1998) (noting that confirmation "validates both the terms of
the order and the asserted arrearages").
Although the circuit court ruled on Slawski’s
claimed defenses to registration and ordered the foreign decree
"registered for enforcement," it did not calculate the
arrearage or enter an order confirming the registration, as
required under the statutory scheme. By failing to calculate the
arrearage and remanding that determination to the juvenile and
domestic relations district court, the circuit court deprived the
parties of the right on de novo appeal to have that
determination made by the circuit court. When a de novo
appeal is taken to the circuit court, the parties are entitled to
have the case tried "as if it had been originally instituted
in that court." Nationwide Mut. Ins. Co. v. Tuttle,
208 Va. 28, 33, 155 S.E.2d 358, 361 (1967). Instead, the circuit
court ordered the matter remanded to the district court for
calculation of the arrearages, which deprived Slawski of his
right to de novo review in the circuit court. See Code Sect. 16.1-113.

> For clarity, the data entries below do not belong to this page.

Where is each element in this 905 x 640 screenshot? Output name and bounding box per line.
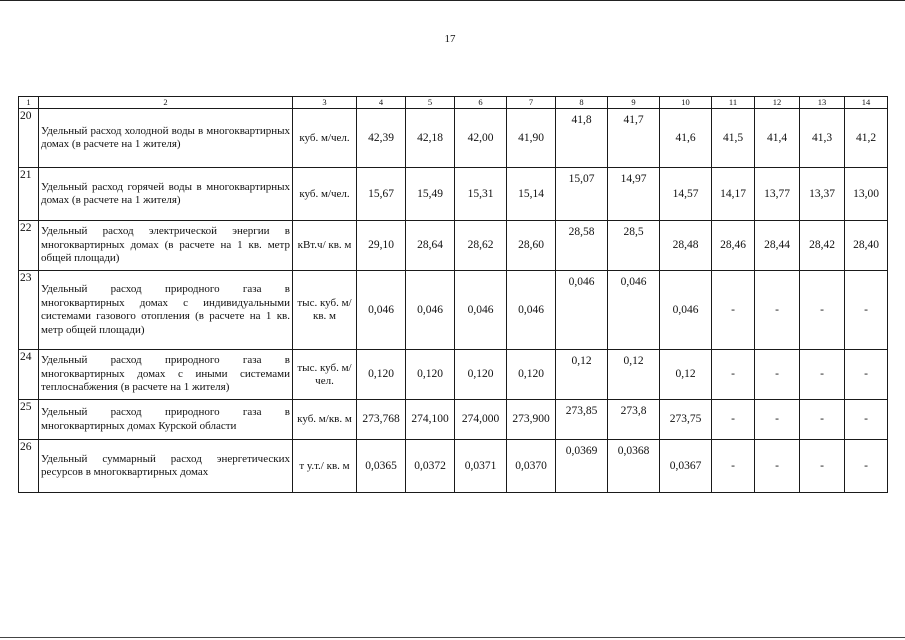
row-number: 25 [19, 400, 39, 440]
header-cell: 13 [800, 97, 845, 109]
value-cell: 41,5 [712, 109, 755, 168]
header-cell: 1 [19, 97, 39, 109]
value-cell: 0,0367 [660, 440, 712, 493]
value-cell: - [845, 400, 888, 440]
value-cell: 0,0365 [357, 440, 406, 493]
header-cell: 9 [608, 97, 660, 109]
row-number: 20 [19, 109, 39, 168]
indicator-description: Удельный расход холодной воды в многоквартирных домах (в расчете на 1 жителя) [39, 109, 293, 168]
header-cell: 8 [556, 97, 608, 109]
value-cell: 41,90 [507, 109, 556, 168]
indicator-description: Удельный расход электрической энергии в многоквартирных домах (в расчете на 1 кв. метр общей площади) [39, 221, 293, 271]
header-cell: 6 [455, 97, 507, 109]
unit-cell: куб. м/чел. [293, 168, 357, 221]
value-cell: - [712, 350, 755, 400]
value-cell: 273,8 [608, 400, 660, 440]
indicator-description: Удельный расход природного газа в многоквартирных домах с индивидуальными системами газового отопления (в расчете на 1 кв. метр общей площади) [39, 271, 293, 350]
value-cell: 0,046 [660, 271, 712, 350]
value-cell: 0,0371 [455, 440, 507, 493]
value-cell: - [800, 350, 845, 400]
value-cell: 41,6 [660, 109, 712, 168]
value-cell: - [800, 440, 845, 493]
value-cell: 0,120 [507, 350, 556, 400]
value-cell: 28,48 [660, 221, 712, 271]
value-cell: 0,12 [608, 350, 660, 400]
value-cell: - [800, 400, 845, 440]
value-cell: 15,07 [556, 168, 608, 221]
value-cell: - [845, 440, 888, 493]
value-cell: 0,046 [455, 271, 507, 350]
indicator-description: Удельный суммарный расход энергетических ресурсов в многоквартирных домах [39, 440, 293, 493]
header-cell: 14 [845, 97, 888, 109]
value-cell: 15,49 [406, 168, 455, 221]
value-cell: 15,67 [357, 168, 406, 221]
value-cell: - [800, 271, 845, 350]
value-cell: 41,3 [800, 109, 845, 168]
value-cell: 28,44 [755, 221, 800, 271]
row-number: 21 [19, 168, 39, 221]
value-cell: 0,12 [660, 350, 712, 400]
value-cell: - [712, 400, 755, 440]
value-cell: 42,39 [357, 109, 406, 168]
value-cell: 15,31 [455, 168, 507, 221]
value-cell: 0,0370 [507, 440, 556, 493]
value-cell: - [755, 400, 800, 440]
table-row [19, 109, 888, 168]
table-row [19, 350, 888, 400]
value-cell: 28,64 [406, 221, 455, 271]
value-cell: 273,85 [556, 400, 608, 440]
value-cell: 28,46 [712, 221, 755, 271]
indicator-description: Удельный расход горячей воды в многоквартирных домах (в расчете на 1 жителя) [39, 168, 293, 221]
header-cell: 10 [660, 97, 712, 109]
value-cell: 274,100 [406, 400, 455, 440]
indicator-description: Удельный расход природного газа в многоквартирных домах с иными системами теплоснабжения (в расчете на 1 жителя) [39, 350, 293, 400]
value-cell: 273,75 [660, 400, 712, 440]
value-cell: 28,42 [800, 221, 845, 271]
header-cell: 5 [406, 97, 455, 109]
table-row [19, 221, 888, 271]
bottom-scan-edge [0, 637, 905, 638]
value-cell: 42,18 [406, 109, 455, 168]
value-cell: 273,768 [357, 400, 406, 440]
value-cell: 13,77 [755, 168, 800, 221]
table-row [19, 400, 888, 440]
value-cell: - [845, 271, 888, 350]
value-cell: 0,046 [556, 271, 608, 350]
value-cell: - [755, 350, 800, 400]
value-cell: 13,37 [800, 168, 845, 221]
value-cell: 0,046 [608, 271, 660, 350]
value-cell: 42,00 [455, 109, 507, 168]
header-cell: 2 [39, 97, 293, 109]
value-cell: 14,57 [660, 168, 712, 221]
row-number: 22 [19, 221, 39, 271]
value-cell: 0,12 [556, 350, 608, 400]
table-header-row [19, 97, 888, 109]
value-cell: 41,7 [608, 109, 660, 168]
unit-cell: куб. м/кв. м [293, 400, 357, 440]
value-cell: 28,5 [608, 221, 660, 271]
value-cell: - [755, 271, 800, 350]
value-cell: 28,62 [455, 221, 507, 271]
unit-cell: т у.т./ кв. м [293, 440, 357, 493]
indicator-description: Удельный расход природного газа в многоквартирных домах Курской области [39, 400, 293, 440]
header-cell: 4 [357, 97, 406, 109]
value-cell: 273,900 [507, 400, 556, 440]
value-cell: 0,046 [357, 271, 406, 350]
table-row [19, 271, 888, 350]
value-cell: 41,2 [845, 109, 888, 168]
value-cell: 0,046 [507, 271, 556, 350]
top-scan-edge [0, 0, 905, 1]
value-cell: 14,17 [712, 168, 755, 221]
row-number: 26 [19, 440, 39, 493]
indicators-table [18, 96, 888, 493]
value-cell: 28,40 [845, 221, 888, 271]
value-cell: 41,4 [755, 109, 800, 168]
header-cell: 7 [507, 97, 556, 109]
value-cell: 28,58 [556, 221, 608, 271]
row-number: 23 [19, 271, 39, 350]
table-row [19, 168, 888, 221]
row-number: 24 [19, 350, 39, 400]
value-cell: 15,14 [507, 168, 556, 221]
value-cell: 14,97 [608, 168, 660, 221]
value-cell: 41,8 [556, 109, 608, 168]
table-row [19, 440, 888, 493]
value-cell: 28,60 [507, 221, 556, 271]
value-cell: 29,10 [357, 221, 406, 271]
header-cell: 11 [712, 97, 755, 109]
value-cell: 13,00 [845, 168, 888, 221]
value-cell: 0,0368 [608, 440, 660, 493]
value-cell: 0,120 [455, 350, 507, 400]
value-cell: 0,0372 [406, 440, 455, 493]
value-cell: - [755, 440, 800, 493]
unit-cell: тыс. куб. м/чел. [293, 350, 357, 400]
value-cell: - [845, 350, 888, 400]
header-cell: 12 [755, 97, 800, 109]
value-cell: 0,120 [406, 350, 455, 400]
value-cell: 0,0369 [556, 440, 608, 493]
value-cell: 0,120 [357, 350, 406, 400]
value-cell: 274,000 [455, 400, 507, 440]
header-cell: 3 [293, 97, 357, 109]
value-cell: - [712, 440, 755, 493]
value-cell: 0,046 [406, 271, 455, 350]
unit-cell: кВт.ч/ кв. м [293, 221, 357, 271]
value-cell: - [712, 271, 755, 350]
unit-cell: тыс. куб. м/кв. м [293, 271, 357, 350]
page-number: 17 [444, 33, 456, 45]
unit-cell: куб. м/чел. [293, 109, 357, 168]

For these reasons, we hold that this matter is
not fully reviewable, and we remand to the circuit court for
entry of an order of confirmation, which necessarily includes a
determination of the amount of any arrearages.
Reversed and remanded.
 Slawski also contests the "appeal bond" of
$300,000 ordered by the circuit court. Because the circuit court
did not calculate the arrearages, if any, due under the foreign
order, we conclude that no supersedeas bond is necessary and that
Slawski’s filing of a $500 bond "for costs alone" is
sufficient to permit our review.
 No issue was
raised by the Department in the circuit court or in this Court
challenging the de novo appeal from the district
court to the circuit court.
 We do not
consider any other issues raised by appellant in this appeal.
Therefore, such issues remain fully reviewable in any subsequent
appeal pursuant to the rules of this Court.